Lower likelihood of additional surgery with tension-free vaginal tape vs. transobturator tape

February 1, 2011

Tension-free vaginal tape results in a lower likelihood of further stress incontinence surgery than transobturator tape in the treatment of women with urodynamic stress incontinence and intrinsic sphincter deficiency.

Key Points

Toronto-Tension-free vaginal tape (TVT) results in a lower likelihood of further stress incontinence surgery than transobturator tape (TOT) in the treatment of women with urodynamic stress incontinence and intrinsic sphincter deficiency, according to long-term data.

Australian researchers presented 3-year follow-up data from a prospective, randomized, controlled trial at the 2010 joint meeting of the International Continence Society and the International Urogynecological Association.

Half of the 164 women enrolled in the study were randomized to the TVT Retropubic System (Ethicon Inc., Somerville, NJ), and the other half were randomized to the Monarc transobturator sling (American Medical Systems, Minnetonka, MN), with the primary endpoint being failure of the sling procedure and the need for repeat surgery. In addition, investigators performed subjective assessments of quality of life, explained principal investigator Lore Schierlitz, MD, a consultant urogynecologist at Mercy Hospital for Women in Melbourne.

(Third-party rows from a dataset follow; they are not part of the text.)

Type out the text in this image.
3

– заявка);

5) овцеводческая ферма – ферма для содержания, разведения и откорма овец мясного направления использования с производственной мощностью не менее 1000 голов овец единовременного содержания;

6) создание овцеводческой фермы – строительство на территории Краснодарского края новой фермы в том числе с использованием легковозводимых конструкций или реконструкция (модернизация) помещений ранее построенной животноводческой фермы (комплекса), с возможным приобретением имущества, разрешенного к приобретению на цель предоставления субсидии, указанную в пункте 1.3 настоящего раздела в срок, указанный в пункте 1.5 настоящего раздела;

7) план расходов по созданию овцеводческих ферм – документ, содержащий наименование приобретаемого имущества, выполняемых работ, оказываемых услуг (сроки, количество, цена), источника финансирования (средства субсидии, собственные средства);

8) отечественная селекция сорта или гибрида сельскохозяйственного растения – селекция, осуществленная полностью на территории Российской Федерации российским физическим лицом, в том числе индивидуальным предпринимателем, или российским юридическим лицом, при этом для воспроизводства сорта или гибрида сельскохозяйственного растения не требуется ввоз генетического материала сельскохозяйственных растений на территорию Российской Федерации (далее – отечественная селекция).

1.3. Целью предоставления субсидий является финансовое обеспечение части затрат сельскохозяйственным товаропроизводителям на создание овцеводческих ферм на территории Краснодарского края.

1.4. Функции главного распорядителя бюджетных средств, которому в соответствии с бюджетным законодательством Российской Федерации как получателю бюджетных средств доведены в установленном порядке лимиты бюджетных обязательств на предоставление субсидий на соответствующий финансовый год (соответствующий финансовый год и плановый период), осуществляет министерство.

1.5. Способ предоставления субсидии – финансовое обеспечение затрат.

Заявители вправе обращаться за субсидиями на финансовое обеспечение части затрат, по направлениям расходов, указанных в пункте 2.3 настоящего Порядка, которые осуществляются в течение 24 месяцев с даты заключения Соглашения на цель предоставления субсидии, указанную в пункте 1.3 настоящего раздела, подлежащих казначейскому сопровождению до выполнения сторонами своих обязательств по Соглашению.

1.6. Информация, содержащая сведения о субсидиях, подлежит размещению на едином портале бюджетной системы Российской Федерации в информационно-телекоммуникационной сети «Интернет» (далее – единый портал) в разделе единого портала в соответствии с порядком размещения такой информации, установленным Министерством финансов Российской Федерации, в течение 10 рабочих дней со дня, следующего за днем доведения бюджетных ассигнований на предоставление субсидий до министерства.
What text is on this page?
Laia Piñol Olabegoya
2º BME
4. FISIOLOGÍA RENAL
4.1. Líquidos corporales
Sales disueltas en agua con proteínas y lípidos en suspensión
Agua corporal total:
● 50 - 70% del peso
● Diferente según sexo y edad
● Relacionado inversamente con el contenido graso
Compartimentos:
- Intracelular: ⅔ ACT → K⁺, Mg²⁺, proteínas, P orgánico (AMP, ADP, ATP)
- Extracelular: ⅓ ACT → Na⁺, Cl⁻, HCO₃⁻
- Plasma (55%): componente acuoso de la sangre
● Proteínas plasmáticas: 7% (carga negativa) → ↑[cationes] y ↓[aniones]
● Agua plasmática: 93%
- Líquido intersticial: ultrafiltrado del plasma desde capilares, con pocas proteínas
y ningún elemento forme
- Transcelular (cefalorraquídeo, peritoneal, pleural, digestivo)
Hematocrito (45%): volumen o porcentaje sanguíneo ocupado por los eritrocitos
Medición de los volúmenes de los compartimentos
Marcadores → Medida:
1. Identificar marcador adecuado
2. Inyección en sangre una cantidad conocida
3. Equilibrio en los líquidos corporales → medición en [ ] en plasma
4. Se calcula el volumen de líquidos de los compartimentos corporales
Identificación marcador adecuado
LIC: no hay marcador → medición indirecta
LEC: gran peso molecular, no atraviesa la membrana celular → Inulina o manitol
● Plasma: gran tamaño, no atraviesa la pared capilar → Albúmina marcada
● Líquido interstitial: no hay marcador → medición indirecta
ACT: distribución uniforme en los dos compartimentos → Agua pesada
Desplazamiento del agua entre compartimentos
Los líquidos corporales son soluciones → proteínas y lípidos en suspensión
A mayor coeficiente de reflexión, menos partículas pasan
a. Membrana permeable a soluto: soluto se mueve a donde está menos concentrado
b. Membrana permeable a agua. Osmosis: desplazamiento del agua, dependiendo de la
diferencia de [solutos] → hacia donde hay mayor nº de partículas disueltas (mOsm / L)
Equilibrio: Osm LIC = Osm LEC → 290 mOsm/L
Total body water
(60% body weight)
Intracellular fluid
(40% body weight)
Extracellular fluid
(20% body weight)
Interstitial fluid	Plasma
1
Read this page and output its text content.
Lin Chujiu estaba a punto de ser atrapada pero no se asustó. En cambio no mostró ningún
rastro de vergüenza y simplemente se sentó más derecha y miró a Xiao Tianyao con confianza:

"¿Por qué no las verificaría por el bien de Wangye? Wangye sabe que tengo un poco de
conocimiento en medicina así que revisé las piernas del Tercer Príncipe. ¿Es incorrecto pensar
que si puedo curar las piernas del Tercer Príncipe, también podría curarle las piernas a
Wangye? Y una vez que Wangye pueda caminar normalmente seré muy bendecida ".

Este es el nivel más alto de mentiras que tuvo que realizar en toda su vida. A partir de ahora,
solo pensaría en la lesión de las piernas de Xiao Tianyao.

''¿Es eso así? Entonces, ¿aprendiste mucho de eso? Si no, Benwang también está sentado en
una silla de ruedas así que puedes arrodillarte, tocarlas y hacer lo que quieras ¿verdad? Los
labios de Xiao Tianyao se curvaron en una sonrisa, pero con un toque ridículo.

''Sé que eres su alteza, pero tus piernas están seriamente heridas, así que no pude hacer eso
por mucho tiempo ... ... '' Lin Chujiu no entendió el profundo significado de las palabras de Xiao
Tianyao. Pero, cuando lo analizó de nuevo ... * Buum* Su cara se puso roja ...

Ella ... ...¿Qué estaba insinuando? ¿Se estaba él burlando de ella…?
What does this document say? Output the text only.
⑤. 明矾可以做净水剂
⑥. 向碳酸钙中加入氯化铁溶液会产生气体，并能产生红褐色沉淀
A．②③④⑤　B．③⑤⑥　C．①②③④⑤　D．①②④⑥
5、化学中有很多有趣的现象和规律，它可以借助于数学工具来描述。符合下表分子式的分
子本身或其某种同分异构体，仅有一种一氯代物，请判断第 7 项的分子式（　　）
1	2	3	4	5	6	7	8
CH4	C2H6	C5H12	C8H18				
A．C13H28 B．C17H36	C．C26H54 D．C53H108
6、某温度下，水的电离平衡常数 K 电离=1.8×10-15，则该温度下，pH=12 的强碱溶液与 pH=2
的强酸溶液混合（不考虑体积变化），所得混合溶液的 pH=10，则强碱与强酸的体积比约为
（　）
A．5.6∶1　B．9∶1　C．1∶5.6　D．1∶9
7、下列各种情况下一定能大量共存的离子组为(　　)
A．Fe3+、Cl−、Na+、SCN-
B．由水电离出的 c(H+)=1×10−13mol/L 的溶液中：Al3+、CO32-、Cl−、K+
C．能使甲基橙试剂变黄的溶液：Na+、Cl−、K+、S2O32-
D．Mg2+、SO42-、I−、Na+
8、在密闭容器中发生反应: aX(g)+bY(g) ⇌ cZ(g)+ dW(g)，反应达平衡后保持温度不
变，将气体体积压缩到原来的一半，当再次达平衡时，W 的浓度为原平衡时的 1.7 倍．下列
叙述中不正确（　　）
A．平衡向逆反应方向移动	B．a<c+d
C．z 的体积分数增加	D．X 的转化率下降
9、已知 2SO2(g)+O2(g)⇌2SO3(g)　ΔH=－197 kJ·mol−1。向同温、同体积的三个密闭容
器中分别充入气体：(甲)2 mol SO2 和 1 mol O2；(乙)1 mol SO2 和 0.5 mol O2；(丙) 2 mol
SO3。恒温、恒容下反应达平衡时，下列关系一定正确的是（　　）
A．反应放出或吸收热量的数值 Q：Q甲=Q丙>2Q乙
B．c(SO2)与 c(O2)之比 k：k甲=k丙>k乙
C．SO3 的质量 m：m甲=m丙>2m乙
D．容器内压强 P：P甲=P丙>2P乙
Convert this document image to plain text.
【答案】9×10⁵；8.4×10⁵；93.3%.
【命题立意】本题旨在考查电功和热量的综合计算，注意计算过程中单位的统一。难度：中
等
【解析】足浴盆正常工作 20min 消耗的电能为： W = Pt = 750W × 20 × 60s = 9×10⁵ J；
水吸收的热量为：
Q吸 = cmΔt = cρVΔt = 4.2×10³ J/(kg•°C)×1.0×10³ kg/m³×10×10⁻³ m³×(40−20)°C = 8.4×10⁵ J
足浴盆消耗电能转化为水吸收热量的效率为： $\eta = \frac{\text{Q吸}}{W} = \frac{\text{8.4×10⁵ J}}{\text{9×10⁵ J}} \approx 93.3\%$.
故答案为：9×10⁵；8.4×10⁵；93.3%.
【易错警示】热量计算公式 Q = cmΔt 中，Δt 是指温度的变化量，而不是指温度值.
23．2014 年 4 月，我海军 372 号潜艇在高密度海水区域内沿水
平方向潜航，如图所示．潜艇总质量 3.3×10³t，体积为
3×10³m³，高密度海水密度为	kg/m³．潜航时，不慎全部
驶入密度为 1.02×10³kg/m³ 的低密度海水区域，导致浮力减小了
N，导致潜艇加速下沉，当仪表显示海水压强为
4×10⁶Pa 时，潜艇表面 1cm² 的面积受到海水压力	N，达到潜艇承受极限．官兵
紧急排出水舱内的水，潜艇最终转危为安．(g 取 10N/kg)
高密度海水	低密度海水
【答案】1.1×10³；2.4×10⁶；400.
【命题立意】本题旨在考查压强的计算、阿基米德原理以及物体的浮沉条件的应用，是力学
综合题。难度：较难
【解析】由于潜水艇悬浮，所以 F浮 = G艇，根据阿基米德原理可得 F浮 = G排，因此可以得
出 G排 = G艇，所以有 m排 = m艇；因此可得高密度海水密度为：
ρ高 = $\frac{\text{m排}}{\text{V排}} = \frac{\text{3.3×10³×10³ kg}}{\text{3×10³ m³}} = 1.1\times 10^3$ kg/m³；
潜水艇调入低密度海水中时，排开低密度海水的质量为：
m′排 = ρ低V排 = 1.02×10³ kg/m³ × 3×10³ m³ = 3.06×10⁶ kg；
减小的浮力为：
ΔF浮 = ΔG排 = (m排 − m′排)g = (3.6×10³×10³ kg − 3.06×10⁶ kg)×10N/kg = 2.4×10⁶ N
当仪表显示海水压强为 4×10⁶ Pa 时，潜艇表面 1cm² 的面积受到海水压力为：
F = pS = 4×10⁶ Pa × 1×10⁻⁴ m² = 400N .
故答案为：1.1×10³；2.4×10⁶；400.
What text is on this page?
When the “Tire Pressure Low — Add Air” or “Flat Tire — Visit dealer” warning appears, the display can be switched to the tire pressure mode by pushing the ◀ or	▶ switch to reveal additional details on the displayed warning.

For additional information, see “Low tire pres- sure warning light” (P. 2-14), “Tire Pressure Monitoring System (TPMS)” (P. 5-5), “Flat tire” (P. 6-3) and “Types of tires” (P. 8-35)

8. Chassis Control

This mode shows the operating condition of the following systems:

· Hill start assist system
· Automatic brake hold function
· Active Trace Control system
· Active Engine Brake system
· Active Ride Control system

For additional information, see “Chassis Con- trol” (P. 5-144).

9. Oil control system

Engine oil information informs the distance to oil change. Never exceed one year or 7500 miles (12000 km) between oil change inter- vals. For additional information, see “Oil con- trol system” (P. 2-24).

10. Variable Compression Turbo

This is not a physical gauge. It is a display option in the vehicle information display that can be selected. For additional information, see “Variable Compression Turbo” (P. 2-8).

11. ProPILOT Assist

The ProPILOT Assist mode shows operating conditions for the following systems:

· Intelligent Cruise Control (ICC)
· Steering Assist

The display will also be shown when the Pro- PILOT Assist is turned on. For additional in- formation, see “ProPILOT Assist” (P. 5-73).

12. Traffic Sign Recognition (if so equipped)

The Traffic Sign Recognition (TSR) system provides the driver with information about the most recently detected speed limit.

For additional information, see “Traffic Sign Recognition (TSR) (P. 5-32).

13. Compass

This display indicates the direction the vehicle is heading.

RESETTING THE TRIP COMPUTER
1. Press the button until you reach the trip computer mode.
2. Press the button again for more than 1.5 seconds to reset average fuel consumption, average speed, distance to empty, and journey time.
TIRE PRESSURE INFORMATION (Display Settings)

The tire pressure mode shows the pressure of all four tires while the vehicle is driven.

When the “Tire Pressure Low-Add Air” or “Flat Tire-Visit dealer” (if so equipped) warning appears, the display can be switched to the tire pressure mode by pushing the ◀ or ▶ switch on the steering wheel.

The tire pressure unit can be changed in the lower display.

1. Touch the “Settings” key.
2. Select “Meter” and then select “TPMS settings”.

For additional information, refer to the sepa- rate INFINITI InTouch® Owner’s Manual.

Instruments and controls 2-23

She noted that the trial aimed to be as inclusive as possible in its eligibility criteria by taking into account women who had intrinsic sphincter deficiency.

"In the majority of trials, they are excluded or there is a very small number included in the trial, so you cannot make any comment on how that subgroup behaves," Dr. Schierlitz noted. "They usually have the most severe stress incontinence. This is why we wanted to look at this group specifically and exclusively."

Short-, long-term outcomes better with TVT

At a mean follow-up of 37 months, investigators found 15 of 82 cases (18.3%) required repeat sling procedures in the TOT arm of the study compared with one of 82 cases (1.2%) in the TVT arm, a statistically significant difference (p<.001).

"The findings support that TVT was much better in the short term and long term compared to the transobturator Monarc tape," Dr. Schierlitz said in an interview following her presentation, noting she and colleagues published 6-month data in Obstetrics and Gynecology (2008; 112:1253-61).

Dr. Schierlitz said the study data suggest that retropubic TVT should be the first choice in the surgical treatment of stress urinary incontinence, noting the study's subjects will continue to be followed.

"Generally, there would be few reasons why it would be prohibitive to use a TVT, but there are always women who have previous surgery or scarring or a personal preference [to not have a TVT]," she said.

Side effects associated with the TVT include perforation, and side effects associated with the TOT sling include groin pain and complications due to the way the tape is placed, she said.